From left: Yekaterina Sherman, MD (PGY-5, clinical track); Sefah Sarpong, MD (PGY-5, clinical track); Jimmy Zhang, MD (PGY-5, research track); Dr. Dua; Jeremy Mudd, MD (PGY-7, research track); Yutong Dong, MD (PGY-4, clinical track)
Research training begins 18 months into the program, followed by six months of clinical training at the end, right before graduation. This, Dr. Dua says, ensures that the fellows’ clinical skills do not atrophy, enabling a more successful transition into practice. It also reflects the program’s holistic approach to training, which offers fellows the advantage of exposure to both the department’s deep expertise in pulmonology, critical care, and sleep medicine, and to other specialties through collaborations with divisions such as cardiology and rheumatology.

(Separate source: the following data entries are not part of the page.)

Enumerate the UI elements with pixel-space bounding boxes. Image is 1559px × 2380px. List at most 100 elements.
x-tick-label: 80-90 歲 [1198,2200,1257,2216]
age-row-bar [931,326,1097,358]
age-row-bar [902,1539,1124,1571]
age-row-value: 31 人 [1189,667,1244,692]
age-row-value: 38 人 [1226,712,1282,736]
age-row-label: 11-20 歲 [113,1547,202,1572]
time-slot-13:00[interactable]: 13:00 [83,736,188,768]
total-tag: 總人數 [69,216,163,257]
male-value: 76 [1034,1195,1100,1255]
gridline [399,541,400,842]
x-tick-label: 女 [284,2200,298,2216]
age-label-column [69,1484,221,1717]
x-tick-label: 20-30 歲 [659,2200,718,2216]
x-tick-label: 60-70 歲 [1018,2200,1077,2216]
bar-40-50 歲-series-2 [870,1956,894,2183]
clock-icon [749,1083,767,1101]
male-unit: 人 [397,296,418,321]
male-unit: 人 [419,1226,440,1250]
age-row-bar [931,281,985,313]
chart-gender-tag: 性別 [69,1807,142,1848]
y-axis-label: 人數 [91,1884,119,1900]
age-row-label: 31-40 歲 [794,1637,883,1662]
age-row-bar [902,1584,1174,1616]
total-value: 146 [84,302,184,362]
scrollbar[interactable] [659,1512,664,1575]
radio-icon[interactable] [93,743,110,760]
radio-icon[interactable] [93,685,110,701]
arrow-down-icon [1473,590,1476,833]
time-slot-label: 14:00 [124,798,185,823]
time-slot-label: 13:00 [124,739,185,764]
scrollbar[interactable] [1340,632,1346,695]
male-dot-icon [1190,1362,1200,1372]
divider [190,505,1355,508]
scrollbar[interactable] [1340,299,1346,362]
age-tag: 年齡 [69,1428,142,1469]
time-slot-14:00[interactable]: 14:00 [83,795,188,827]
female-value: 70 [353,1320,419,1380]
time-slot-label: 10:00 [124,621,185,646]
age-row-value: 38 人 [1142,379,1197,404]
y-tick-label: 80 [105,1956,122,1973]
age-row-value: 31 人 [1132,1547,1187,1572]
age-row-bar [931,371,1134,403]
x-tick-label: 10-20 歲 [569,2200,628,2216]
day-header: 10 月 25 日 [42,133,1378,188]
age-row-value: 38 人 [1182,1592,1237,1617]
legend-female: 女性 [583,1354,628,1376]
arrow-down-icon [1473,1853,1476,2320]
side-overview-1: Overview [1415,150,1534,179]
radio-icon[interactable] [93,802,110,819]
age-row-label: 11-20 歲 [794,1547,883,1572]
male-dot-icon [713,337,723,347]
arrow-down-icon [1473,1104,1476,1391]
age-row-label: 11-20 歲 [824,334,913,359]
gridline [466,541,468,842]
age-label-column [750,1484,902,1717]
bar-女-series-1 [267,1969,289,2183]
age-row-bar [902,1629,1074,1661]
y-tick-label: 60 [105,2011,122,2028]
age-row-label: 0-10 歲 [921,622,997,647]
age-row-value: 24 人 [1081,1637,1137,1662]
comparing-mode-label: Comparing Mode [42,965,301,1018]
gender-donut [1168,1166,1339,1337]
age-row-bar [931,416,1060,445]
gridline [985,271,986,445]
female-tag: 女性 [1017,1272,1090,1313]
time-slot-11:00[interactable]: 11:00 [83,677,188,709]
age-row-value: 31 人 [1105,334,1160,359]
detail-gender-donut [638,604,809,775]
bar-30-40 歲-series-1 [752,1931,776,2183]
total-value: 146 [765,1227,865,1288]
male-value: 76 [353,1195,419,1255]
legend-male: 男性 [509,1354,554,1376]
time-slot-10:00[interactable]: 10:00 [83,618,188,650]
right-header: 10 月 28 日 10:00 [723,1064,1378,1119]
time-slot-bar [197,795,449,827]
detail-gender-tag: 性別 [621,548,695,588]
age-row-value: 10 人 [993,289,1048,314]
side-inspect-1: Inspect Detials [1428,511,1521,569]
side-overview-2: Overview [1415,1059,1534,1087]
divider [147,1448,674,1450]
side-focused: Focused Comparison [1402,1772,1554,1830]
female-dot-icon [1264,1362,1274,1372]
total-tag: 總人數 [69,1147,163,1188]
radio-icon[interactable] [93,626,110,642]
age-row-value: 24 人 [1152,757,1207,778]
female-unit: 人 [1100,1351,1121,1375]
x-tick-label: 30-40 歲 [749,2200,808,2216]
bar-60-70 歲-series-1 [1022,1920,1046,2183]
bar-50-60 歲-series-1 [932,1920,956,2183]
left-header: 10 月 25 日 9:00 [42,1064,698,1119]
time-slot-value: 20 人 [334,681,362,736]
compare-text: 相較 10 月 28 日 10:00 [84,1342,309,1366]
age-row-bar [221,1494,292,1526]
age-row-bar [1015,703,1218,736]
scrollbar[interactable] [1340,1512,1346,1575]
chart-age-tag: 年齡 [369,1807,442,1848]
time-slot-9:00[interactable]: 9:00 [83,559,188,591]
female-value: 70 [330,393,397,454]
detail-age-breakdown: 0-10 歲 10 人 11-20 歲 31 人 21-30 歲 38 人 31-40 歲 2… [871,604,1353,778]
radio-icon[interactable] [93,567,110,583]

“Our faculty, in particular, are our gold mine, because they are able to treat our trainees as apprentices,” she explains. “Our fellows learn the art, and the science, of pulmonology, critical care, and sleep medicine from our expert faculty. That is a key strength of our program.”
Although the fellowship’s evolution by and large reflects the vision of Drs. Powell and Dua, ongoing surveys of trainees have resulted in refinements to the curriculum and research programming. For example, Dr. Dua says a statistical modeling course was made optional after several trainees indicated it was not required for their research projects.
Eleven years after stepping into her role, Dr. Dua remains as dedicated to advancing the caliber of training as ever, even as she devotes herself to advancing medical education in other ways. She delivers workshops and didactics to teaching faculty across the entire Mount Sinai Health System as one of two faculty development experts with Mount Sinai’s Institute for Medical Education. She is overseeing programming focused on leadership and professional development for early- and mid-career professionals as co-chair of the American Thoracic Society’s Professional Development Committee. She is also overseeing publications for program directors, teaching faculty, and fellows in her role as Chief Editor with apccmpdscholars.org.
But Dr. Dua stresses that the fellowship and its future are her priority. That is reflected by a five-year vision she has developed to advance training and research while fostering a more supportive and innovative learning environment. Plans include expanded simulation-based training for procedures; increased opportunities for fellows to present at national conferences; leadership training in administration, policy, and advocacy; and wellness check-ins and peer support programs.
“This is more than a job to me,” says Dr. Dua, who was recently named Mount Sinai's Associate Dean for Graduate Medical Education Well-Being. “It is my ikigai—my purpose for being. I cannot see myself ever leaving this fellowship or Mount Sinai.”